- Born: Iran
- Citizenship: Iranian
- Occupations: Journalist, media professional
- Employer: BBC Persian
- Known for: Journalism, reporting for BBC Persian, advocacy for women's rights

= Negin Shiraghaei =

Iranian activist, entrepreneur, & reporter

Negin Shiraghaei is an Iranian activist and former news anchor for BBC Persian, as well as the founder and director of Azadi Network, a UK-based organization focused on promoting the "Woman, Life, Freedom" movement in Iran.
== Career ==
Before joining the BBC in January 2009, Shiraghaei worked as a journalist for the Iranian news outlets Hamshahri Newspaper, Shargh Newspaper, the Cultural Heritage News Agency, and ISNA News Agency.

In November 2017, The Times reported that Iranian authorities had attempted to influence her reporting through the intimidation of her family in Iran. In a BBC interview, she discussed her experience, including the harassment of her family.

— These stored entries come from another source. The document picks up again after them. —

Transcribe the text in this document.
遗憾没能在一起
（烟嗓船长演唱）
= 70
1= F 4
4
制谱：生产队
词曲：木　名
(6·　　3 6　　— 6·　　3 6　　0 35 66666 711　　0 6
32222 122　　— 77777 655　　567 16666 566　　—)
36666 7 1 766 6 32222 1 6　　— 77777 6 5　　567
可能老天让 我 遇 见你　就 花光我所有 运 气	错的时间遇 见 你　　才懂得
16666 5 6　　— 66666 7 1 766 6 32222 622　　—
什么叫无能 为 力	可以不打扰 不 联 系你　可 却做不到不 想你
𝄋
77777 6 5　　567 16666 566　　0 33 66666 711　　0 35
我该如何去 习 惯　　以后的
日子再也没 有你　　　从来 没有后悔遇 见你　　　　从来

She co-founded March Health, a company described as an "AI-powered women's health solution aimed at addressing physical and psychological menstrual discomfort". She was also a director of Coding for Girls Limited.

In 2018, she addressed the UN Human Rights Council, discussing methods used by Iran to restrict free expression and the importance of addressing online harassment of female journalists.